The cell targeting agent is any compound that directs a compound in which it is present to a desired cellular destination. The cell targeting agent is capable of being internalized into a cell. The cell targeting agent binds specifically to an endocytosing receptor or other internalizing unit on a tumor cell. For example, the cell targeting agent is a compound that is not typically endocytosed but is internalized by the process of cross-linking and capping. Thus, the cell targeting agent directs the compound across the plasma membrane, e.g., from outside the cell, through the plasma membrane, and into the cytoplasm. Alternatively, or in addition, the cell targeting agent can direct the compound to a desired location within the cell, e.g., the nucleus, the ribosome, the endoplasmic reticulum, a lysosome, or a peroxisome. Cell targeting agents include, polypeptides such as antibodies; viral proteins such as human immunodeficiency virus (HIV) 1 TAT protein or VP22; cell surface ligands; peptides such as peptide hormones; or small molecules such as hormones or folic acid. Optimally, the receptor for the cell targeting agent is expressed at a higher concentration on a tumor cell compared to a normal cells. For example, the receptor is expressed at a 2, 3, 4, 5, or more-fold higher concentration on a tumor cell compared to a non-tumor cell.

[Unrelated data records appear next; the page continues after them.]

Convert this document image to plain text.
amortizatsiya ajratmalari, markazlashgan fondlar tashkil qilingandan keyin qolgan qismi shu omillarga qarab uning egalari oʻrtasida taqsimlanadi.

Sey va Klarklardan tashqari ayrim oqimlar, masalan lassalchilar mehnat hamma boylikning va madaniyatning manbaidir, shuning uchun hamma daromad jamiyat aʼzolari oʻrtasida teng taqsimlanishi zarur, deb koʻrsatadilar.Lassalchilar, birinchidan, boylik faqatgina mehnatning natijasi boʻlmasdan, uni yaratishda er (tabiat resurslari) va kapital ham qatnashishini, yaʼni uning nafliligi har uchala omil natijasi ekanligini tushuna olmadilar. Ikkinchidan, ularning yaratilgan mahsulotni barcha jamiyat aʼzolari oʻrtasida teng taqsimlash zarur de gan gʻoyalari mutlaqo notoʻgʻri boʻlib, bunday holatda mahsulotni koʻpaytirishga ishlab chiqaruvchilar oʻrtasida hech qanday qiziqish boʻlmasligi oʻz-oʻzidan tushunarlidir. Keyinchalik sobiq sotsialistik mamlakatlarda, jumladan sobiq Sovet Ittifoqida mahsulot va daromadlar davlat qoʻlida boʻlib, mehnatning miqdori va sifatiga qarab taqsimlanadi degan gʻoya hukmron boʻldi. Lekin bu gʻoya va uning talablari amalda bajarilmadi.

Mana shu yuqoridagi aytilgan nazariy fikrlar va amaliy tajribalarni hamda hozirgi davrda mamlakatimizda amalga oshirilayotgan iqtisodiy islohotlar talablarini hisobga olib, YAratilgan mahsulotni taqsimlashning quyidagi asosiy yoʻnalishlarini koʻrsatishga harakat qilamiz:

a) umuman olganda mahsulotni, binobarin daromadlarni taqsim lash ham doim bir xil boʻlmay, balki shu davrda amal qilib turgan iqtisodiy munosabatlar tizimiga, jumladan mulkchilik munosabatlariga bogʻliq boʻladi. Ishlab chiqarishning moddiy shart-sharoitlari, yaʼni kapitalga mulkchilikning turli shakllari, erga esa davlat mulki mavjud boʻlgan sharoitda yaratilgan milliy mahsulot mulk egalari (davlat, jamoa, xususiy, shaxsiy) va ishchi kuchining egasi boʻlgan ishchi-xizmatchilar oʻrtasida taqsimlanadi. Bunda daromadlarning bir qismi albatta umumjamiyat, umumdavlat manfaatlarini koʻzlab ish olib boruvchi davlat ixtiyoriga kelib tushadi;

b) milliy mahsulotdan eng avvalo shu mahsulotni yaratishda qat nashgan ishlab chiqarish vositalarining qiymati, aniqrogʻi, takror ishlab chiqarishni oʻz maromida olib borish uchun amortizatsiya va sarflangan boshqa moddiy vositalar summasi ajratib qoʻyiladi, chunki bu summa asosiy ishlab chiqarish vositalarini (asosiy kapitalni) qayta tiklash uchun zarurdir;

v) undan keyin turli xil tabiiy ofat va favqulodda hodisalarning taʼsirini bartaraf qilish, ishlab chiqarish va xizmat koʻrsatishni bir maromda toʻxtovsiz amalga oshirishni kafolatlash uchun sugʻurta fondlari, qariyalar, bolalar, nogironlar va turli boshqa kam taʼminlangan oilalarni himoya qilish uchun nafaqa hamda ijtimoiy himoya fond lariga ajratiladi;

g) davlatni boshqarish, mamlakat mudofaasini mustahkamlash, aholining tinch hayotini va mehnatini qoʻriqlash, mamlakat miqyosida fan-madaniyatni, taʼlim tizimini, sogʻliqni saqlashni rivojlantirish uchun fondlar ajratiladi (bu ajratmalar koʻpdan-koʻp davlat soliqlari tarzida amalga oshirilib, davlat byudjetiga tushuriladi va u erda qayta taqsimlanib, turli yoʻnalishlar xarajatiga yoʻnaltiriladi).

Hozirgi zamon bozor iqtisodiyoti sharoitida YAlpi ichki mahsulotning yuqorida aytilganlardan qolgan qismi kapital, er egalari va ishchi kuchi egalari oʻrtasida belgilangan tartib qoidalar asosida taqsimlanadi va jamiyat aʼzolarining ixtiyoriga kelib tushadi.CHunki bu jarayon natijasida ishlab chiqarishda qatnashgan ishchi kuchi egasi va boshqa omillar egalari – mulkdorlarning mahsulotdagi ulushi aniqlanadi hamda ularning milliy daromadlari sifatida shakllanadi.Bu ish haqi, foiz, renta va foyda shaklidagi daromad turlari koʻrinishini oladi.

The term “antibody” as used herein refers to immunoglobulin molecules and immunologically active portions of immunoglobulin molecules, i.e., molecules that contain an antigen binding site that specifically binds (immunoreacts with) an antigen. Such antibodies include, polyclonal, monoclonal, chimeric, single chain, Fab and F(ab′)2 fragments, and an Fab expression library or polypeptides engineered therefrom. Suitable antibodies include antibodies to well characterized receptors such as the transferrin receptor (TfR) and the epidermal growth factor receptor (EGFR) as well as antibodies to other receptors, such as for example the interleukin 4 receptor (IL-4R), the insulin receptor, CD30, CD34, and the CCK-A,B, C/Gastrin receptor. Additionally, the antibody is specific for mucin epitopes; glycopeptides and glycolipids, such as the Ley-related epitope (which is present on the majority of human cancers of the breast, colon and lung); the hyaluronan receptor/CD44; the BCG epitope; integrin receptors; the JL-1 receptor; GM1 or other lipid raft-associated molecules; and GD2 on melanomas. Tumor-specific internalizing human antibodies are also selected from phage libraries as described by Poul, et al. (J. Mol. Biol. 301: 1149-1161, 2000).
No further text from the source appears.